Issue (ii): whether a dissolved partnership could still be assessed and its partners made liable for sales tax
Analysis: A firm, though not a legal entity, is an assessable unit for sales tax purposes. Under the relevant rules, every partner is jointly and severally responsible for tax liability, and a report of dissolution is required to be furnished to the assessing authority. An assessment in the firm's name therefore operates against the partners even after dissolution. The absence of a special rule comparable to the Income-tax Act did not prevent assessment.
Conclusion: A dissolved partnership could validly be assessed, and the assessment was not invalid on that ground.
Issue (iii): whether the amount received in the name of a partner having an independent business was includible in the firm's turnover
Analysis: In the absence of material connecting the amount with the firm's business, and in view of the admitted independent business of the partner concerned, the receipt could not be treated as turnover of the partnership.

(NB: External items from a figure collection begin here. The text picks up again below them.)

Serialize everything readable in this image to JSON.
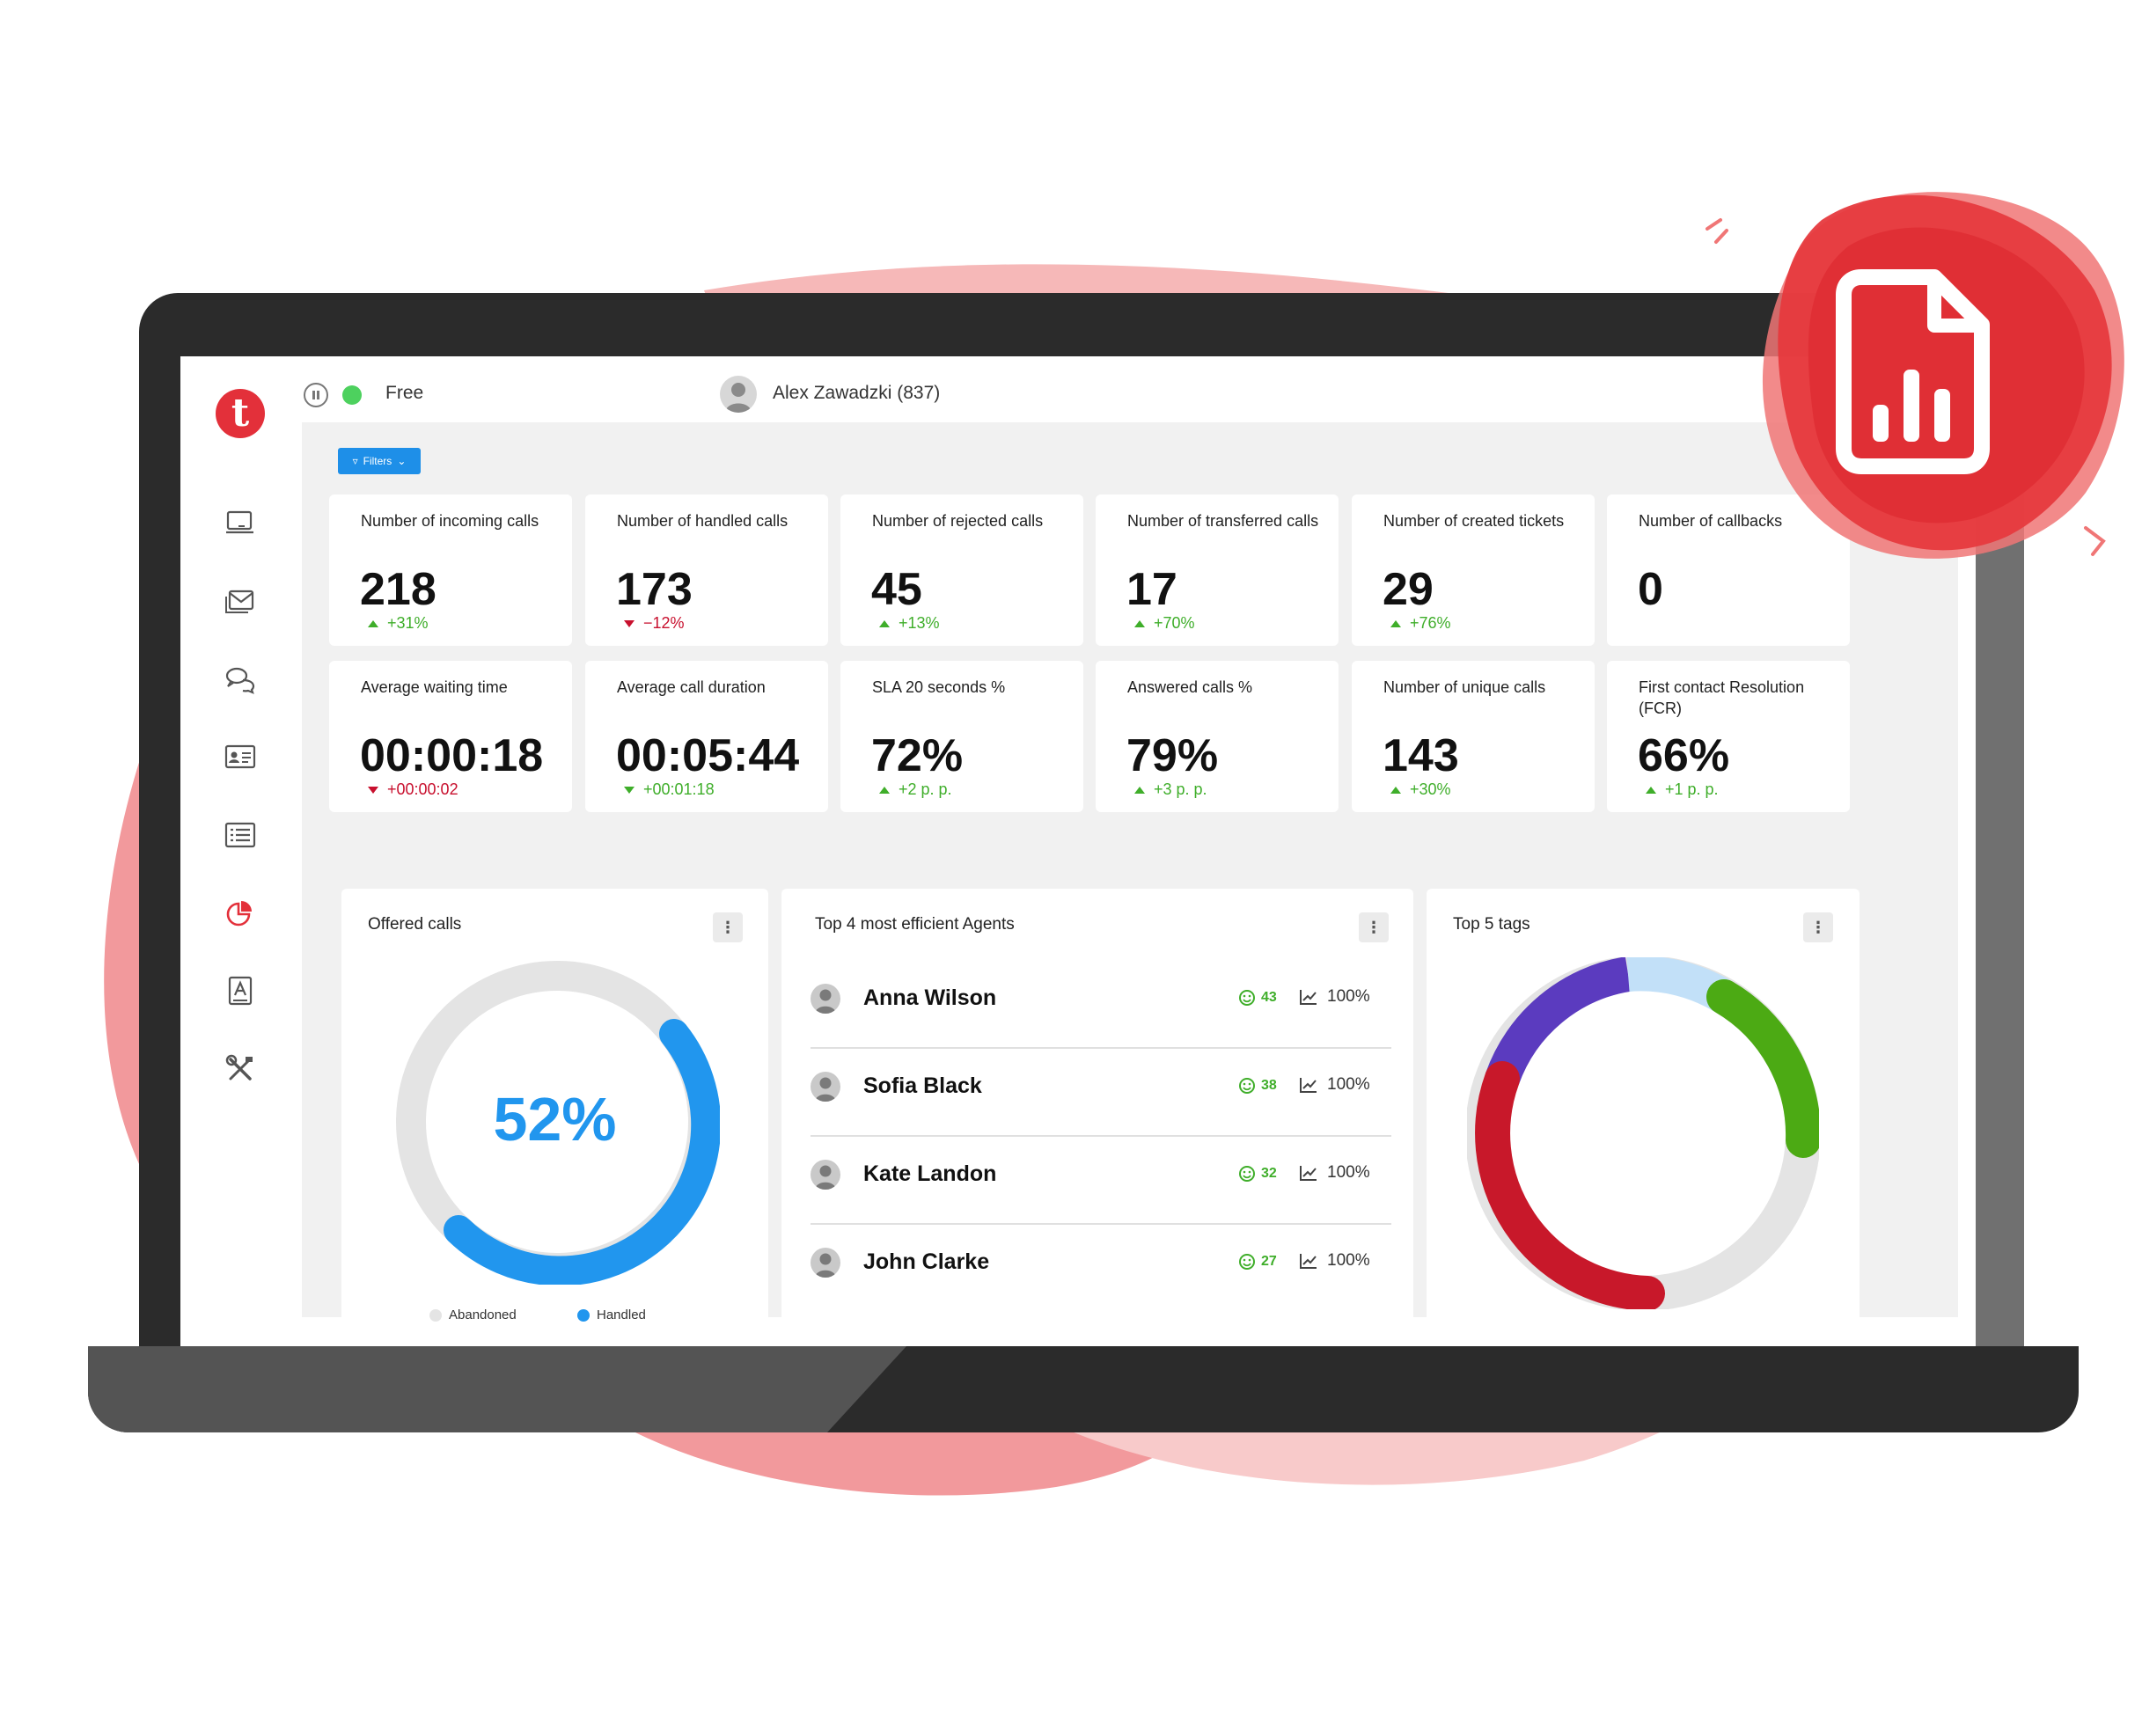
{
  "app": {
    "status_label": "Free",
    "user_name": "Alex Zawadzki (837)",
    "logo_letter": "t",
    "filters_label": "Filters"
  },
  "nav": [
    {
      "icon": "monitor-icon",
      "active": false
    },
    {
      "icon": "mail-icon",
      "active": false
    },
    {
      "icon": "chat-icon",
      "active": false
    },
    {
      "icon": "contact-card-icon",
      "active": false
    },
    {
      "icon": "list-icon",
      "active": false
    },
    {
      "icon": "pie-chart-icon",
      "active": true
    },
    {
      "icon": "address-book-icon",
      "active": false
    },
    {
      "icon": "tools-icon",
      "active": false
    }
  ],
  "kpis": [
    {
      "title": "Number of incoming calls",
      "value": "218",
      "delta": "+31%",
      "trend": "up"
    },
    {
      "title": "Number of handled calls",
      "value": "173",
      "delta": "−12%",
      "trend": "down"
    },
    {
      "title": "Number of rejected calls",
      "value": "45",
      "delta": "+13%",
      "trend": "up"
    },
    {
      "title": "Number of transferred calls",
      "value": "17",
      "delta": "+70%",
      "trend": "up"
    },
    {
      "title": "Number of created tickets",
      "value": "29",
      "delta": "+76%",
      "trend": "up"
    },
    {
      "title": "Number of callbacks",
      "value": "0",
      "delta": "",
      "trend": "none"
    },
    {
      "title": "Average waiting time",
      "value": "00:00:18",
      "delta": "+00:00:02",
      "trend": "down"
    },
    {
      "title": "Average call duration",
      "value": "00:05:44",
      "delta": "+00:01:18",
      "trend": "down-green"
    },
    {
      "title": "SLA 20 seconds %",
      "value": "72%",
      "delta": "+2 p. p.",
      "trend": "up"
    },
    {
      "title": "Answered calls %",
      "value": "79%",
      "delta": "+3 p. p.",
      "trend": "up"
    },
    {
      "title": "Number of unique calls",
      "value": "143",
      "delta": "+30%",
      "trend": "up"
    },
    {
      "title": "First contact Resolution (FCR)",
      "value": "66%",
      "delta": "+1 p. p.",
      "trend": "up"
    }
  ],
  "offered_calls": {
    "title": "Offered calls",
    "percent_label": "52%",
    "legend": [
      {
        "label": "Abandoned",
        "color": "#e4e4e4"
      },
      {
        "label": "Handled",
        "color": "#2196ee"
      }
    ]
  },
  "agents": {
    "title": "Top 4 most efficient Agents",
    "rows": [
      {
        "name": "Anna Wilson",
        "score": "43",
        "rate": "100%"
      },
      {
        "name": "Sofia Black",
        "score": "38",
        "rate": "100%"
      },
      {
        "name": "Kate Landon",
        "score": "32",
        "rate": "100%"
      },
      {
        "name": "John Clarke",
        "score": "27",
        "rate": "100%"
      }
    ]
  },
  "tags": {
    "title": "Top 5 tags",
    "segment_colors": [
      "#5b3bbf",
      "#c2e0f8",
      "#4caa14",
      "#e4e4e4",
      "#c8182a"
    ]
  },
  "colors": {
    "brand_red": "#e3303a",
    "accent_blue": "#2196ee",
    "positive": "#3fae2a",
    "negative": "#c8102e"
  }
}
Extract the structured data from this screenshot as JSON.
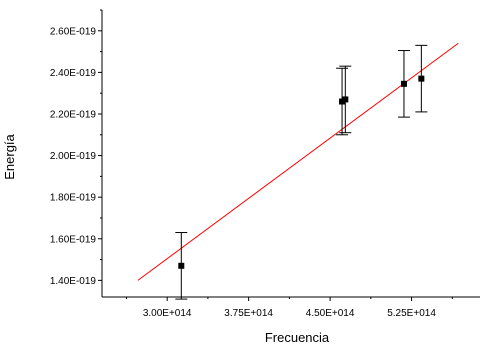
{
  "chart_data": {
    "type": "scatter",
    "title": "",
    "xlabel": "Frecuencia",
    "ylabel": "Energía",
    "xlim": [
      240000000000000.0,
      588000000000000.0
    ],
    "ylim": [
      1.32e-19,
      2.7e-19
    ],
    "x_ticks": [
      300000000000000.0,
      375000000000000.0,
      450000000000000.0,
      525000000000000.0
    ],
    "x_tick_labels": [
      "3.00E+014",
      "3.75E+014",
      "4.50E+014",
      "5.25E+014"
    ],
    "y_ticks": [
      1.4e-19,
      1.6e-19,
      1.8e-19,
      2e-19,
      2.2e-19,
      2.4e-19,
      2.6e-19
    ],
    "y_tick_labels": [
      "1.40E-019",
      "1.60E-019",
      "1.80E-019",
      "2.00E-019",
      "2.20E-019",
      "2.40E-019",
      "2.60E-019"
    ],
    "grid": false,
    "points": [
      {
        "x": 313000000000000.0,
        "y": 1.47e-19,
        "yerr": 1.6e-20
      },
      {
        "x": 461000000000000.0,
        "y": 2.26e-19,
        "yerr": 1.6e-20
      },
      {
        "x": 464000000000000.0,
        "y": 2.27e-19,
        "yerr": 1.6e-20
      },
      {
        "x": 518000000000000.0,
        "y": 2.345e-19,
        "yerr": 1.6e-20
      },
      {
        "x": 534000000000000.0,
        "y": 2.37e-19,
        "yerr": 1.6e-20
      }
    ],
    "fit_line": {
      "x": [
        273000000000000.0,
        568000000000000.0
      ],
      "y": [
        1.4e-19,
        2.54e-19
      ],
      "color": "#ff0000"
    },
    "marker_color": "#000000"
  }
}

Conclusion: The sum of Rs. 25,108 was directed to be excluded from the assessable turnover.
Final Conclusion: The assessment was upheld in substance, but the turnover had to be revised by excluding the amount not shown to belong to the firm, resulting in only partial relief to the assessee.
Ratio Decidendi: A dissolved partnership may remain assessable for sales tax where the statutory scheme makes partners jointly and severally liable, but receipts cannot be brought into the firm's turnover without material linking them to the firm's business.